Liu should be a star throughout San Antonio. Not many U.S. cities have business schools that receive $3 million from a successful Chinese businessman to fund a U.S.-China business student exchange program, setting up numerous future business ties and potential industrial development.
The UTSA business school this week added Liu's name to an auditorium as a display of appreciation to Liu (pronounced "loo"). He lives in Hong Kong but has two Texas homes, a house in Arlington and a 1,000-plus-acre ranch near Abilene, where he likes to hunt and fish.
His affinity for Texas goes back to his first visit to the United States in 1974.
Liu had finished college in his native Taiwan and had scholarship offers for U.S. graduate studies but couldn't afford the airline ticket to the United States.
Liu started a leather goods business instead. Later, his initial U.S. visit brought him first to San Antonio, a stay he recalled Thursday during the auditorium dedication.
"I fell in love with this city and its mixed culture," Liu said, along with the way it "allows foreigners to make a living."
His first U.S. business deal was with Tandy Brands in Yoakum. Liu's company supplied leather products that Tandy sold retail. Today, Liu owns a factory with 10,000 workers in Guangzhou, formerly called Canton, near Hong Kong.
His company, Superior Holdings International Ltd., provides leather products that reach U.S. consumers in many product brand names and retail chains like Fossil watches, Old Navy, Abercrombie & Fitch and American Eagle.
When he donated the first $1 million to launch the U.S.-China Business Education Initiative in 1998, Liu told UTSA business faculty members he would judge the program by the business success of the students.
The 100-plus Chinese graduate business and executive master's business degree students who have spent entire semesters at UTSA learning about the U.S. market and business practices since 2000 have routinely returned to China to receive promotions at their jobs or better first jobs.
[. . .]
Liu's gifts are the biggest in UTSA's history so far. UTSA College of Business Dean Lynda de la Viña no longer the interim dean said the exchange program is creating future U.S.-China partners, "not our competition."

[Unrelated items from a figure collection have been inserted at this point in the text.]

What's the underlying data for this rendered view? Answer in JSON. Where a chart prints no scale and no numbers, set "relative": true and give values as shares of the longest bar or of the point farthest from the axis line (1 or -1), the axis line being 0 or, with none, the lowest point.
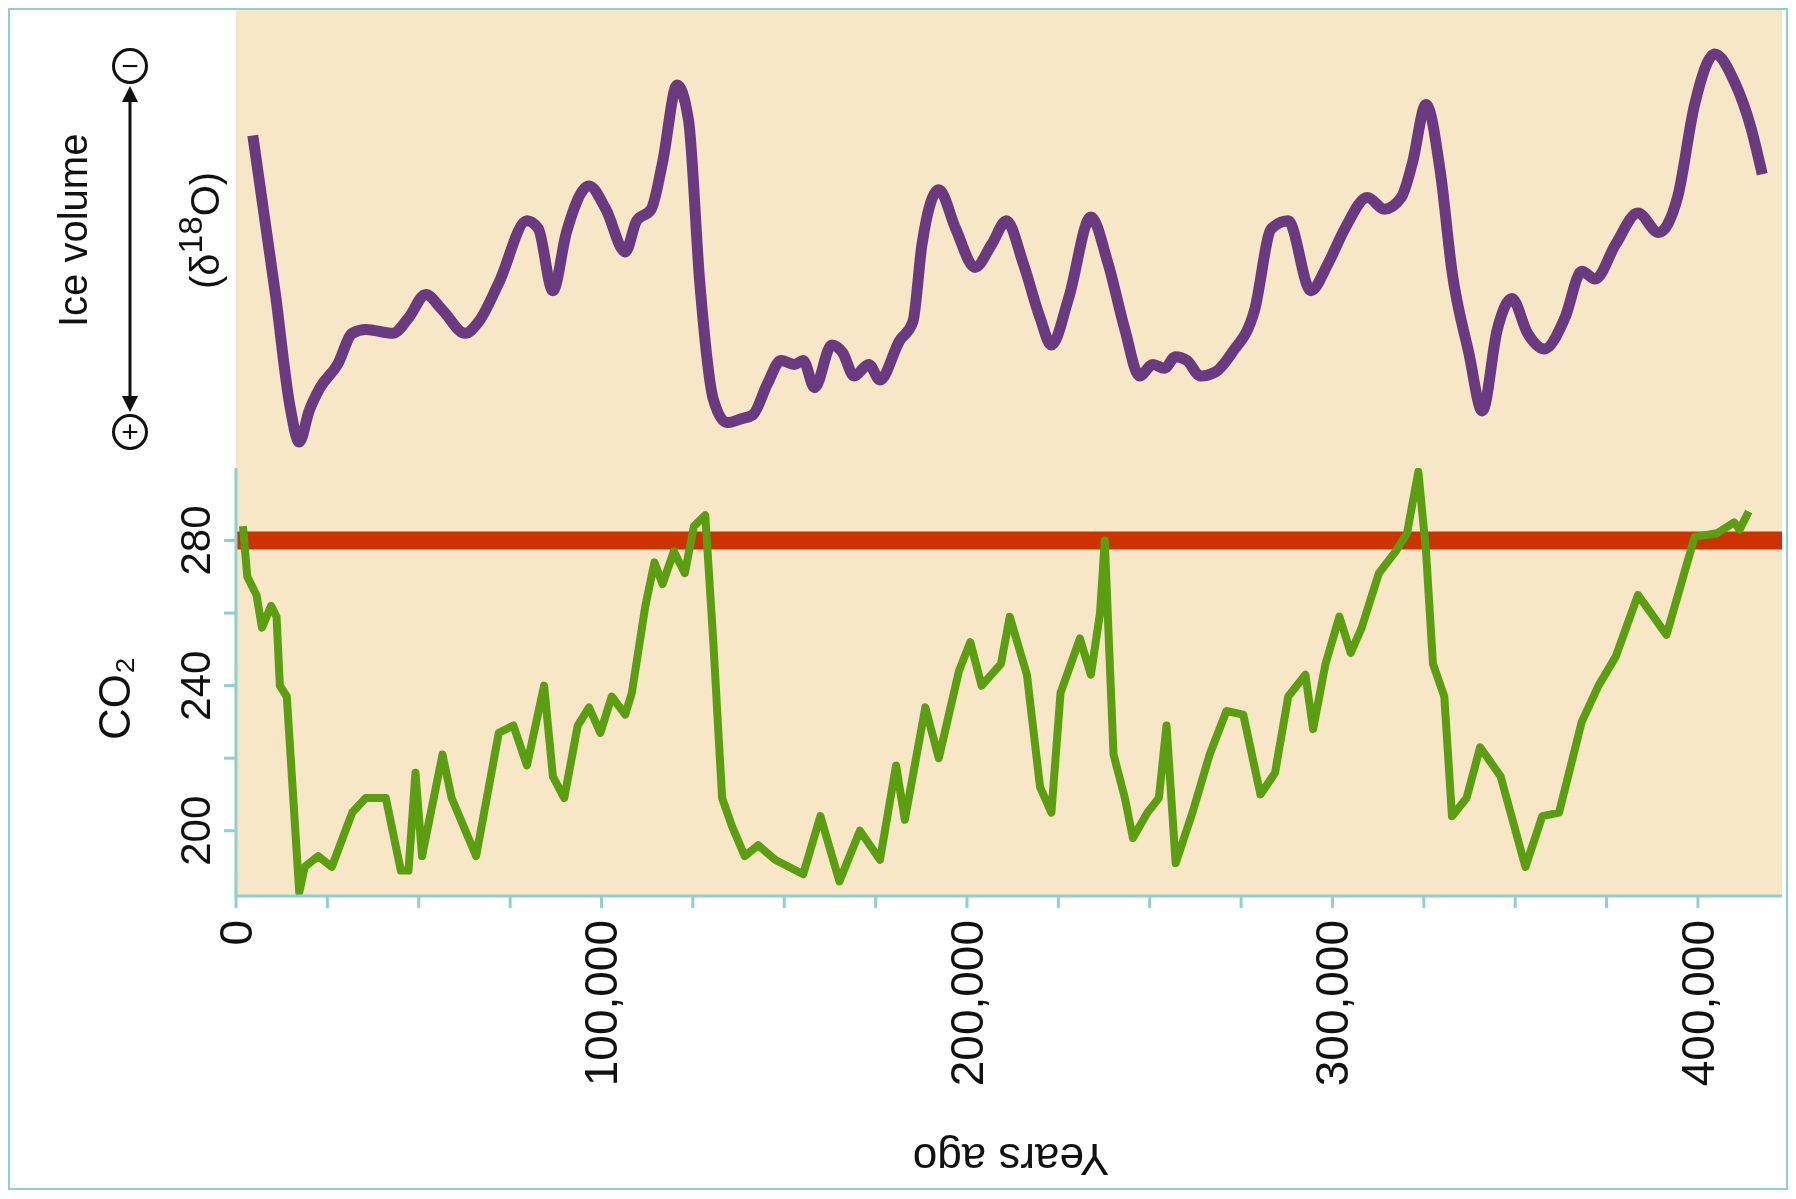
{
  "chart_data": [
    {
      "type": "line",
      "ylabel": "Ice volume (δ$^{18}$O)",
      "relative": true,
      "tick_labels": false,
      "xlim": [
        0,
        423000
      ],
      "annotations": [
        "−",
        "+"
      ],
      "series": [
        {
          "color": "#6a3a80",
          "x": [
            4600,
            10800,
            14800,
            17300,
            20000,
            23000,
            27800,
            31800,
            35500,
            42900,
            47200,
            51900,
            56500,
            62700,
            66400,
            71900,
            79600,
            82700,
            86700,
            90400,
            96600,
            101200,
            106500,
            109600,
            113600,
            116700,
            120700,
            123800,
            126900,
            130600,
            134300,
            138300,
            141400,
            145400,
            149100,
            152800,
            155200,
            158300,
            163000,
            166000,
            169100,
            173100,
            176200,
            181500,
            185200,
            187700,
            192300,
            196900,
            202200,
            206800,
            210800,
            215400,
            220000,
            223100,
            227800,
            233900,
            238600,
            243200,
            247200,
            250900,
            254000,
            257100,
            260200,
            263900,
            267900,
            272500,
            278700,
            283300,
            287900,
            294100,
            298800,
            303400,
            309600,
            314200,
            318800,
            321900,
            325600,
            329600,
            332700,
            337300,
            341000,
            345100,
            349100,
            353400,
            358000,
            363600,
            368200,
            371900,
            377500,
            383600,
            389200,
            394400,
            399100,
            404600,
            409900,
            414500,
            417600
          ],
          "values": [
            0.79,
            0.38,
            0.09,
            0,
            0.08,
            0.14,
            0.2,
            0.28,
            0.29,
            0.28,
            0.32,
            0.38,
            0.34,
            0.28,
            0.31,
            0.41,
            0.57,
            0.55,
            0.39,
            0.54,
            0.66,
            0.6,
            0.49,
            0.57,
            0.6,
            0.72,
            0.92,
            0.83,
            0.41,
            0.11,
            0.05,
            0.06,
            0.07,
            0.15,
            0.21,
            0.2,
            0.21,
            0.14,
            0.25,
            0.23,
            0.17,
            0.2,
            0.16,
            0.26,
            0.31,
            0.51,
            0.65,
            0.55,
            0.45,
            0.51,
            0.57,
            0.46,
            0.32,
            0.25,
            0.37,
            0.58,
            0.46,
            0.29,
            0.17,
            0.2,
            0.19,
            0.22,
            0.21,
            0.17,
            0.18,
            0.23,
            0.34,
            0.55,
            0.57,
            0.39,
            0.46,
            0.55,
            0.63,
            0.6,
            0.63,
            0.72,
            0.87,
            0.69,
            0.44,
            0.23,
            0.08,
            0.29,
            0.37,
            0.28,
            0.24,
            0.32,
            0.44,
            0.42,
            0.51,
            0.59,
            0.54,
            0.63,
            0.87,
            1,
            0.93,
            0.81,
            0.69
          ]
        }
      ]
    },
    {
      "type": "line",
      "xlabel": "Years ago",
      "ylabel": "CO₂",
      "xlim": [
        0,
        423000
      ],
      "xticks": [
        0,
        {
          "value": 25000,
          "label": null
        },
        {
          "value": 50000,
          "label": null
        },
        {
          "value": 75000,
          "label": null
        },
        {
          "value": 100000,
          "label": "100,000"
        },
        {
          "value": 125000,
          "label": null
        },
        {
          "value": 150000,
          "label": null
        },
        {
          "value": 175000,
          "label": null
        },
        {
          "value": 200000,
          "label": "200,000"
        },
        {
          "value": 225000,
          "label": null
        },
        {
          "value": 250000,
          "label": null
        },
        {
          "value": 275000,
          "label": null
        },
        {
          "value": 300000,
          "label": "300,000"
        },
        {
          "value": 325000,
          "label": null
        },
        {
          "value": 350000,
          "label": null
        },
        {
          "value": 375000,
          "label": null
        },
        {
          "value": 400000,
          "label": "400,000"
        }
      ],
      "ylim": [
        182,
        300
      ],
      "yticks": [
        200,
        {
          "value": 220,
          "label": null
        },
        240,
        {
          "value": 260,
          "label": null
        },
        280
      ],
      "ref_lines": [
        {
          "axis": "y",
          "value": 280,
          "color": "#cc3300"
        }
      ],
      "series": [
        {
          "color": "#5c9e12",
          "x": [
            1900,
            3100,
            5600,
            7100,
            9600,
            11100,
            12000,
            13900,
            17300,
            18800,
            22500,
            26200,
            31800,
            35500,
            41000,
            45100,
            47200,
            49100,
            50900,
            56500,
            59000,
            65700,
            71900,
            75900,
            79600,
            84300,
            86700,
            89800,
            93500,
            96600,
            99700,
            102800,
            106500,
            108300,
            112000,
            114500,
            116700,
            119800,
            122800,
            125300,
            128400,
            130600,
            133000,
            135800,
            139200,
            142900,
            147500,
            155200,
            159900,
            165100,
            170700,
            176200,
            180600,
            183000,
            188600,
            192300,
            197800,
            200900,
            204000,
            209300,
            211700,
            216400,
            220000,
            223100,
            225600,
            230900,
            233900,
            236400,
            237700,
            240100,
            243200,
            245400,
            249400,
            252500,
            254600,
            257100,
            261700,
            266400,
            271000,
            275600,
            280300,
            284300,
            287900,
            292600,
            294700,
            298100,
            301900,
            305000,
            308000,
            312700,
            317300,
            320400,
            323500,
            325600,
            327500,
            330600,
            332700,
            336700,
            340400,
            346000,
            352800,
            357400,
            362000,
            368200,
            372800,
            377500,
            383600,
            391400,
            399100,
            405200,
            409900,
            411400,
            413900
          ],
          "values": [
            284,
            270,
            265,
            256,
            262,
            259,
            240,
            237,
            183,
            190,
            193,
            190,
            205,
            209,
            209,
            189,
            189,
            216,
            193,
            221,
            209,
            193,
            227,
            229,
            218,
            240,
            215,
            209,
            229,
            234,
            227,
            237,
            232,
            238,
            262,
            274,
            268,
            277,
            271,
            284,
            287,
            252,
            209,
            201,
            193,
            196,
            192,
            188,
            204,
            186,
            200,
            192,
            218,
            203,
            234,
            220,
            244,
            252,
            240,
            246,
            259,
            243,
            212,
            205,
            238,
            253,
            243,
            260,
            280,
            221,
            209,
            198,
            205,
            209,
            229,
            191,
            205,
            221,
            233,
            232,
            210,
            216,
            237,
            243,
            228,
            246,
            259,
            249,
            256,
            271,
            277,
            282,
            299,
            277,
            246,
            237,
            204,
            209,
            223,
            215,
            190,
            204,
            205,
            230,
            240,
            248,
            265,
            254,
            281,
            282,
            285,
            283,
            288
          ]
        }
      ]
    }
  ]
}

Current funding of the exchange program is due to run out in 2008, but Liu hinted Thursday his support won't expire any time soon.
"I'm determined to do this program," Liu said.
"Being a businessman, this is the best investment. I will be your best promoter. This is the best school."
Richard Liu may not be widely known, but the respect and regard with which he is held by local business people is rather awe inspiring.
Sorry, I'm suspicious. Too many Chinese in our schools already and since when has Beijing denounced its totalitarian aims or reduced its military? Industrial espionage is one of their main exports..
AND... why would any self respecting US businessman want to do business with a country that relies upon slave labor to make our Walmart trinkets? China is just busy doing what Marx and Lenin said: selling us enough rope to hang ourselves.